Based on a series of models considering how the continents were assembled over time, a team of researchers at the University of Adelaide created an updated map of Earth’s tectonic plates. The map will help provide a better understanding of natural hazards like earthquakes and volcanoes occurring along plate boundaries.
“We looked at the current knowledge of the configuration of plate boundary zones and the past construction of the continental crust,” said Dr. Derrick Hasterok, Department of Earth Sciences, who led the team that produced the models.
The cratons of our modern continents – the continental cores with the oldest and thickest crust – formed more than 3.2 billion years ago. Over time, more and more crustal fragments formed, pushed together by convection currents in Earth’s mantle, forming the first supercontinent called Vaalbara. These collisions were accompanied by mountain-forming processes along the boundaries of the tectonic plates. Eventually, Vaalbara broke apart, forming a subset of smaller continents. In the last 3 billion years a number of supercontinents formed and broke apart again, with the most recent being Pangea, a supercontinent existing from 335 to 65 million years ago.
“The continents were assembled a few pieces at a time, a bit like a jigsaw, but each time the puzzle was finished it was cut up and reorganized to produce a new picture. Our study helps illuminate the various components so geologists can piece together the previous images,” explains Hasterok.
To create the map, the team used three new geological models: a plate model (considering shape and structure of Earth’s tectonic plates), a province model (considering the geology of vast areas of Earth’s surface) and an orogeny model (simulating mountain forming processes).
“There are 26 orogenies—the process of mountain formation—that have left an imprint on the present-day architecture of the crust. Many of these, but not all, are related to the formation of supercontinents.

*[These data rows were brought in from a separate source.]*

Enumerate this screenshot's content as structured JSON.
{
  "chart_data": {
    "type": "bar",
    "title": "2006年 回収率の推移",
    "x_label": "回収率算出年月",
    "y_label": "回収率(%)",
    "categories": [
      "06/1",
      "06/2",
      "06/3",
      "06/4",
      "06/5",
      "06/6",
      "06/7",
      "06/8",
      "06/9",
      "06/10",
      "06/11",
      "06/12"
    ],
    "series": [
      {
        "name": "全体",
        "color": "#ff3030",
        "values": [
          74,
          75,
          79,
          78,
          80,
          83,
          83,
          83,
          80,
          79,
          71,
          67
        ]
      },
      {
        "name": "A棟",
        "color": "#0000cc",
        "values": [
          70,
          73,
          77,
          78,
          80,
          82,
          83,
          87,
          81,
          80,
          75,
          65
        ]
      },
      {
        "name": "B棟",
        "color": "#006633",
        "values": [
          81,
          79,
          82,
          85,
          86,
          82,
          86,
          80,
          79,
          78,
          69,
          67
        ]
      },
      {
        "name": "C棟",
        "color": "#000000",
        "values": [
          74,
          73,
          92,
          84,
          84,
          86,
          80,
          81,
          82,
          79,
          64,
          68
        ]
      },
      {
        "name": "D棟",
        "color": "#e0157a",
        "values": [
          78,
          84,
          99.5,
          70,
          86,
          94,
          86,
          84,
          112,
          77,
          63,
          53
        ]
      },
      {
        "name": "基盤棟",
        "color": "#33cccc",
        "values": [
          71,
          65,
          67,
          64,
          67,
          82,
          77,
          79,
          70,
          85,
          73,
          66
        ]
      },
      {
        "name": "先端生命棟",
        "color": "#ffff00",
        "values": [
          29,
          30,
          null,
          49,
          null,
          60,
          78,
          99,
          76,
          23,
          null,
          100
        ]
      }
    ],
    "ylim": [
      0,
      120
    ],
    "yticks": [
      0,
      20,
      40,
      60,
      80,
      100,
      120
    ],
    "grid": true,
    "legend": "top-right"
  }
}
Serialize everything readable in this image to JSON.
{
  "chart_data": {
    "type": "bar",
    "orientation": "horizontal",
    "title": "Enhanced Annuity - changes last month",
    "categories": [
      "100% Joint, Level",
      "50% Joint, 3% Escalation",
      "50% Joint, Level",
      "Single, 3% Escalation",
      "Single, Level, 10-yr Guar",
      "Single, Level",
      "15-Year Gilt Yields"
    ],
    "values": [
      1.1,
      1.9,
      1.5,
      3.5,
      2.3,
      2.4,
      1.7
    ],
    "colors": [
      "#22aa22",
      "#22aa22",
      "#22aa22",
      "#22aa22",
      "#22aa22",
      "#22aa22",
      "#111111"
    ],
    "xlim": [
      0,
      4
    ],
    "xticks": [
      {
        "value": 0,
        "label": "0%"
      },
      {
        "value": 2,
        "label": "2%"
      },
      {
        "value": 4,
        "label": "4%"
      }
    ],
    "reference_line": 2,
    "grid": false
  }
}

Our work allows us to update maps of tectonic plates and the formation of continents that are found in classroom textbooks. These plate models which have been assembled from topographic models and global seismicity, have not been updated since 2003.”
The new plate model includes several new microplates including the Macquarie microplate which sits south of Tasmania and the Capricorn microplate that separates the Indian and Australian plates.
“To further enrich the model, we added more accurate information about the boundaries of deformation zones: previous models showed these as discrete areas rather than wide zones,” said Hasterok.
The biggest changes to the plate model have been in western North America, which often has the boundary with the Pacific Plate drawn as the San Andreas and Queen Charlotte Faults. But the newly delineated boundary is much wider, approximately 1,500 kilometers, than the previously drawn narrow zone.
The other large change is in central Asia. The new model now includes all the deformation zones north of India as the plate bulldozes its way into Eurasia.
The team’s work provides a more accurate representation of the Earth’s structure and has other important practical applications.
“Our new model for tectonic plates better explains the spatial distribution of 90 percent of earthquakes and 80 percent of volcanoes from the past two million years whereas existing models only capture 65 percent of earthquakes.
The plate model can be used to improve models of risks from geohazards; the orogeny model helps understand the geodynamic systems and better model Earth’s evolution and the province model can be used to improve prospecting for minerals,” concludes Hasterok.
The paper “New maps of global geological provinces and tectonic plates” is published in the journal Earth-Science Reviews (2022). Materials provided by the University of Adelaide.